There are several ways to check out how your Mac is doing; specifically with apps. These apps include iStats, Turbo Boost Switcher, SwitchResX, and Clamshell Mode.

iStat Menus 

iStat Menus is the very basic diagnostic program made for any iOS – especially for the Mac. In other words, iStats shows several key parts of your Mac including the following: Apps, Processes, Services, Performance, Networking and Users. The most important aspect here is the display of your Mac’s temperatures and how muhc memory it is processing. It shows all the current running programs on your Mac and you get to choose which ones to close so that your Mac can cool down even just a little bit.

It is also the most downloaded software for Mac thanks to its user-friendly interface, ease of use and free service.

Turbo Boost Switcher 

Turbo Boost Switcher is a great 3rd party program that can significantly help in cooling down your Mac’s temperature. It’s a great tool because all you really need to do is push the button and it does everything for you including increasing frame rates, and closing unnecessary apps that tend to eat up a lot of memory. The free version is good but if you want the most effective way, the Pro premium edition works as well which also doubles as a Password Manager.

SwitchResX 

SwitchResX is your most reliable buddy when it comes to any external monitor issues – specifically the resolutions. Many times, external monitors – especially older ones or TVs – cannot optimize properly with Mac’s settings. What SwitchResX does it is help the external monitor adjust with the Mac’s configuration. It allows the extension of menu bars on the second screen and a great solution if you want to watch movies or videos at better resolutions.

Clamshell Mode 

Clamshell Mode is not a 3rd party program but rather a bult-in configuration in your Mac. If enabled, it treats your laptop as a desktop tower while the external monitor acts as the main monitor. It’s a great ergonomic method for workaholics.

This is also the simplest solution to regulate your PC’s heat whenever you use an external monitor because Clamshell Mode reduces the built-in coolers and activates a second cooling system, which makes your Mac’s system run like an actual desktop tower.

To have this enabled, you will need an external keyboard and mouse, an external monitor and a power supply.
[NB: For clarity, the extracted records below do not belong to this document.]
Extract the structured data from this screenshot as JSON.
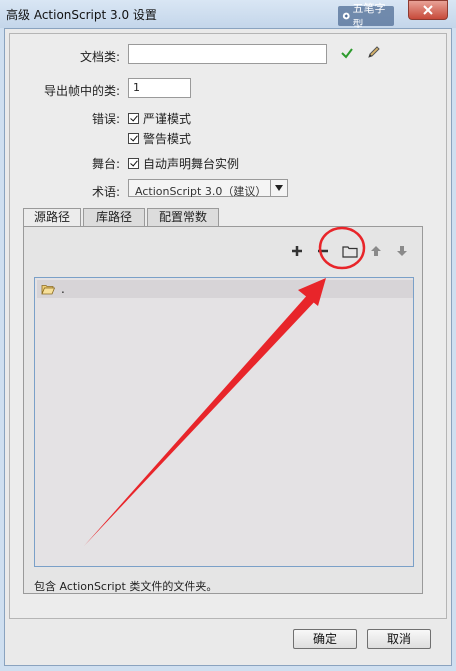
{
  "window": {
    "title": "高级 ActionScript 3.0 设置"
  },
  "watermark": {
    "text": "五笔字型"
  },
  "form": {
    "doc_class_label": "文档类:",
    "doc_class_value": "",
    "export_frame_label": "导出帧中的类:",
    "export_frame_value": "1",
    "errors_label": "错误:",
    "strict_mode": "严谨模式",
    "warnings_mode": "警告模式",
    "stage_label": "舞台:",
    "auto_declare": "自动声明舞台实例",
    "dialect_label": "术语:",
    "dialect_value": "ActionScript 3.0（建议）"
  },
  "tabs": [
    {
      "label": "源路径"
    },
    {
      "label": "库路径"
    },
    {
      "label": "配置常数"
    }
  ],
  "source_path": {
    "items": [
      {
        "label": "."
      }
    ],
    "hint": "包含 ActionScript 类文件的文件夹。"
  },
  "buttons": {
    "ok": "确定",
    "cancel": "取消"
  },
  "colors": {
    "annotation": "#e8252a",
    "validate": "#2d9b2d"
  }
}
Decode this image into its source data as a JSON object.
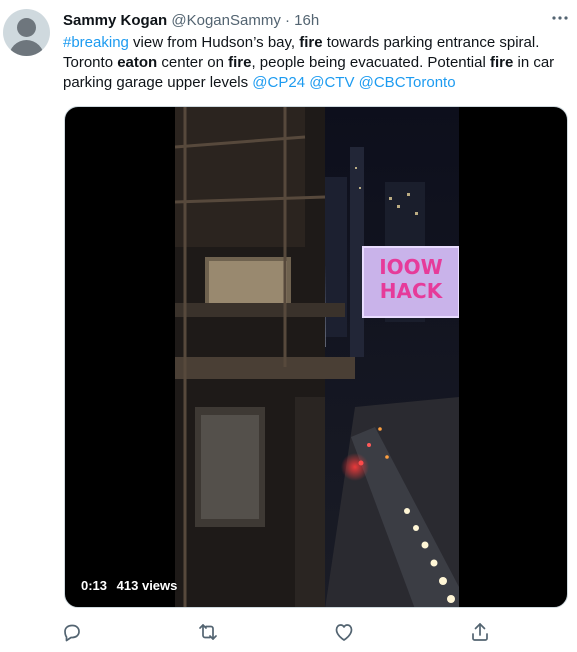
{
  "author": {
    "name": "Sammy Kogan",
    "handle": "@KoganSammy",
    "separator": "·",
    "time": "16h"
  },
  "tweet": {
    "segments": [
      {
        "text": "#breaking",
        "style": "link"
      },
      {
        "text": " view from Hudson’s bay, ",
        "style": "plain"
      },
      {
        "text": "fire",
        "style": "bold"
      },
      {
        "text": " towards parking entrance spiral. Toronto ",
        "style": "plain"
      },
      {
        "text": "eaton",
        "style": "bold"
      },
      {
        "text": " center on ",
        "style": "plain"
      },
      {
        "text": "fire",
        "style": "bold"
      },
      {
        "text": ", people being evacuated. Potential ",
        "style": "plain"
      },
      {
        "text": "fire",
        "style": "bold"
      },
      {
        "text": " in car parking garage upper levels ",
        "style": "plain"
      },
      {
        "text": "@CP24",
        "style": "link"
      },
      {
        "text": " ",
        "style": "plain"
      },
      {
        "text": "@CTV",
        "style": "link"
      },
      {
        "text": " ",
        "style": "plain"
      },
      {
        "text": "@CBCToronto",
        "style": "link"
      }
    ]
  },
  "video": {
    "duration": "0:13",
    "views": "413 views",
    "billboard_text": [
      "IOOW",
      "HACK"
    ]
  },
  "actions": {
    "reply_icon": "reply-icon",
    "retweet_icon": "retweet-icon",
    "like_icon": "like-icon",
    "share_icon": "share-icon",
    "more_icon": "more-icon"
  },
  "colors": {
    "link": "#1d9bf0",
    "secondary": "#536471",
    "text": "#0f1419"
  }
}
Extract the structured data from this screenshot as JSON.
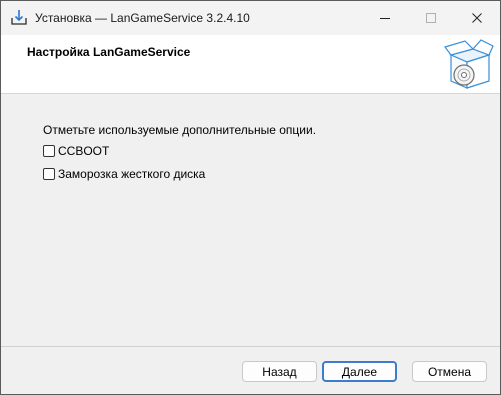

To start Clamshell Mode, put the Mac to sleep first. You need to connect all external equipment on the Mac afterwards. And then, to wake it up, you will have to hold the external keyboard spacebar for a few seconds. The Mac will now activate Clamshell Mode.

Summary 

I hope these methods will help secure your Mac’s temperature and condition when starting with an external monitor. If you are running on an older Mac model, then you may need a bigger solution besides the recommended programs above.